Julie Otsuka was born and raised in California. She is a recipient of a Guggenheim Fellowship, and her first novel, When the Emperor Was Divine, won the 2003 Asian American Literary Award and the 2003 American Library Association’s Alex Award. Her second novel, The Buddha in the Attic, was a finalist for the National Book Award in 2011 and won the 2012 PEN/Faulkner Award for Fiction and the 2011 Langum Sr. Prize in American Historical Fiction. The Buddha in the Attic was an international bestseller and the winner of the prestigious Prix Femina étranger in 2012, and the Albatros Literaturpreis in 2013. She lives in New York City. Photo Credit: Jean-Luc Bertini
Nicole Chung is the author of the national bestseller All You Can Ever Know. Named a Best Book of the Year by The Washington Post, NPR, The Boston Globe, TIME, Library Journal, and many other outlets, All You Can Ever Know was a finalist for the National Book Critics Circle Award, a semifinalist for the PEN Open Book Award, an Indies Choice Honor Book, and an official Junior Library Guild selection. In 2021, Chung was named to the Good Morning America AAPI Inspiration List honoring those “making Asian American history right now.” She is a contributing writer and editor at The Atlantic, and her work has also appeared in The New York Times, The New York Times Magazine, GQ, The Guardian, and many other publications. Her next two books are forthcoming from Ecco/HarperCollins and HarperTeen. Photo Credit: Emma M. Pollock
About Strand Book Store
Located on 12th and Broadway in New York City, the Strand Book Store is a family-owned, iconic literary destination with more than 90 years of history and 18 miles of books to prove it. Its events feature some of today’s most interesting and provocative authors. Its unparalleled inventory of 2.5 million new, used, and rare books and locally designed totes, gifts, and apparel makes it easy and exciting to get lost in the stacks.
About Scripps Presents
Scripps Presents is an electrifying mix of storytellers and artists, policymakers and musicians—and everything in between. Based at Scripps College, Scripps Presents provides a forum the Claremont Colleges and audiences across Southern California to engage with eye-opening, mind-bending, genre-defying tête-à-têtes with the thinkers and doers, writers and performers, whose passions and perspectives are changing the way we see the world.
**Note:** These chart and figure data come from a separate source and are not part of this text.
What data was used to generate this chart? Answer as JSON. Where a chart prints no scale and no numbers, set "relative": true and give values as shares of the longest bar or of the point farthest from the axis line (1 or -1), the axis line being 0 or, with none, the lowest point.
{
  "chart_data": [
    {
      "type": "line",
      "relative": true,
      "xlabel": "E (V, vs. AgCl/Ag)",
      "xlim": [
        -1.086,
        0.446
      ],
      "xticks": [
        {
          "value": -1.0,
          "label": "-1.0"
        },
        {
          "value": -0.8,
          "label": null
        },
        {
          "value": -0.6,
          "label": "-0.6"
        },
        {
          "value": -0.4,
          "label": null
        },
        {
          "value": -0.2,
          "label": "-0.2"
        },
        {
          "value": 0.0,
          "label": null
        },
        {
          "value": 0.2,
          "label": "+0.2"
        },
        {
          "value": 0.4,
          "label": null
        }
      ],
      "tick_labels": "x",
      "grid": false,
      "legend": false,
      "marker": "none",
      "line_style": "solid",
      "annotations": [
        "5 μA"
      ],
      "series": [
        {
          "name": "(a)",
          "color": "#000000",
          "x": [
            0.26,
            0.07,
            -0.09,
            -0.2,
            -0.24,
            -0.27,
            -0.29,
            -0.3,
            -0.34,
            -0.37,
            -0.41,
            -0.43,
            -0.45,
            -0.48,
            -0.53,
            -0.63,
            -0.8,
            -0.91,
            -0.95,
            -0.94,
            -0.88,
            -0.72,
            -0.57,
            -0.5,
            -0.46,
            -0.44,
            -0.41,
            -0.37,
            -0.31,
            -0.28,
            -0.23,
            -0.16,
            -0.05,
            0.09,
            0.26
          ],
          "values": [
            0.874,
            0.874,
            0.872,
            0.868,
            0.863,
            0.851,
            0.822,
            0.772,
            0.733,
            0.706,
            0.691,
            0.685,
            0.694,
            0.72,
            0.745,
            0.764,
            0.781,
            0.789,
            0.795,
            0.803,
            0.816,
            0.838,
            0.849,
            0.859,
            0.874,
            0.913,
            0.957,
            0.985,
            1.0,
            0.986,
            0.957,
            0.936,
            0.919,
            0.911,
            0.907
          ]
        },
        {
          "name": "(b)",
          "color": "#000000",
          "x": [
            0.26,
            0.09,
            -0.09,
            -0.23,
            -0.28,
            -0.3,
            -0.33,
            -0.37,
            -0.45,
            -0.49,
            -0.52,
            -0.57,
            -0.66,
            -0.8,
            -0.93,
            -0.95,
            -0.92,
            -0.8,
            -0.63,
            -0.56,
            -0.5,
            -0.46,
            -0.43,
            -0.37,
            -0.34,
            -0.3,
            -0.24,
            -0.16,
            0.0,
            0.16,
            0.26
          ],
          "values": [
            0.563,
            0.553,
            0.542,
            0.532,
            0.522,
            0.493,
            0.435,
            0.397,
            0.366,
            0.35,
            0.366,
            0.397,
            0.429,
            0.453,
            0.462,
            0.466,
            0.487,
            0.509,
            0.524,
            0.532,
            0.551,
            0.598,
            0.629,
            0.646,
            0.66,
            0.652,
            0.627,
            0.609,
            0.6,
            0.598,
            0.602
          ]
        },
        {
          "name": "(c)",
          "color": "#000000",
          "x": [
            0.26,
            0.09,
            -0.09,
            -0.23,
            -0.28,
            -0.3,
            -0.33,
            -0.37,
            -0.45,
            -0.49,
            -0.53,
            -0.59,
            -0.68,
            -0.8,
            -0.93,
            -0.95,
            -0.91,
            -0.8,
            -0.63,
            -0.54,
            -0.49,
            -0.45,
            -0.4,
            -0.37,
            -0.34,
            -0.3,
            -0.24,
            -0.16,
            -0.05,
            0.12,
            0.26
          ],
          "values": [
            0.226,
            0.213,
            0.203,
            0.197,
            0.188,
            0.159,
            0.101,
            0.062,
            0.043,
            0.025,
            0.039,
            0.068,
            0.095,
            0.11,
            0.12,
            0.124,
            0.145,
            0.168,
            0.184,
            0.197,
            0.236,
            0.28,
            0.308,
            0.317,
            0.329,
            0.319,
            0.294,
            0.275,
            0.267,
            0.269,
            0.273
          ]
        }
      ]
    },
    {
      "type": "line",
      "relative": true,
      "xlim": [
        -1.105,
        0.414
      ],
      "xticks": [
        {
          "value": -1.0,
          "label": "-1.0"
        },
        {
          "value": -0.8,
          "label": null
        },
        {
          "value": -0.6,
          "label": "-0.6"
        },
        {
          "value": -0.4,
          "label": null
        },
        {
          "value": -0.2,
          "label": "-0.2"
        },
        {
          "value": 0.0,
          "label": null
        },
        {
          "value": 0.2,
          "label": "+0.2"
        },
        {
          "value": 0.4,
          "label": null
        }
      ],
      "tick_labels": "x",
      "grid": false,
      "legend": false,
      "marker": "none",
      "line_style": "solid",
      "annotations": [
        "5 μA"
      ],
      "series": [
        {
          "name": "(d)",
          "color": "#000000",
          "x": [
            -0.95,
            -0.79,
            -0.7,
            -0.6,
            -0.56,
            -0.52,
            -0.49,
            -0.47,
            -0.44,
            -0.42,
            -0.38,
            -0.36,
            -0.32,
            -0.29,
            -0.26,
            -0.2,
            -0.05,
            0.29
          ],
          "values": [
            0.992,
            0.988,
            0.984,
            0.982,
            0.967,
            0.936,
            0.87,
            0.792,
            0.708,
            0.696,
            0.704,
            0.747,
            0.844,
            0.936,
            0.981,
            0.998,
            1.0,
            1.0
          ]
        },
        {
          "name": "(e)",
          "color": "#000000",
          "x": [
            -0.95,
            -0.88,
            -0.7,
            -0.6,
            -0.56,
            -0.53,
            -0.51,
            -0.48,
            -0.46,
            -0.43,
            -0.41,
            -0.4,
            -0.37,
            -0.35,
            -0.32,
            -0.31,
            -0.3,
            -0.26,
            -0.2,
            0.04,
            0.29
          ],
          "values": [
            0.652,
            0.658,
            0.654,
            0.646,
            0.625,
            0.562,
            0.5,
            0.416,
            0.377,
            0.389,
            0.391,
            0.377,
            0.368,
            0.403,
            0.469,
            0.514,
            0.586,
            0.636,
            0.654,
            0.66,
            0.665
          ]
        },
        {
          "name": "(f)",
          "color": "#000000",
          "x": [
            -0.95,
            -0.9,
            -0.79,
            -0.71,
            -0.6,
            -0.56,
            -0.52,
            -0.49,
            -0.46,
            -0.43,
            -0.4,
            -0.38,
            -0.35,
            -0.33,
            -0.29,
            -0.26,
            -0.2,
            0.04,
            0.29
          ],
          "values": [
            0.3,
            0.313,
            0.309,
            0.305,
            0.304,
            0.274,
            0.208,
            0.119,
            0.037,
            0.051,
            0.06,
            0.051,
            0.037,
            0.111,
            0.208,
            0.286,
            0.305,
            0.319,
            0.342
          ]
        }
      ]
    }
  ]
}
About the Asian American Writers’ Workshop
The Asian American Writers’ Workshop (AAWW) is a national literary nonprofit dedicated to publishing and incubating work by Asian and Asian diasporic writers, poets, and artists. Since our founding in 1991, we have provided a countercultural literary arts space at the intersection of migration, race, and social justice.
This program is made possible in part by a grant from the City of Los Angeles Department of Cultural Affairs.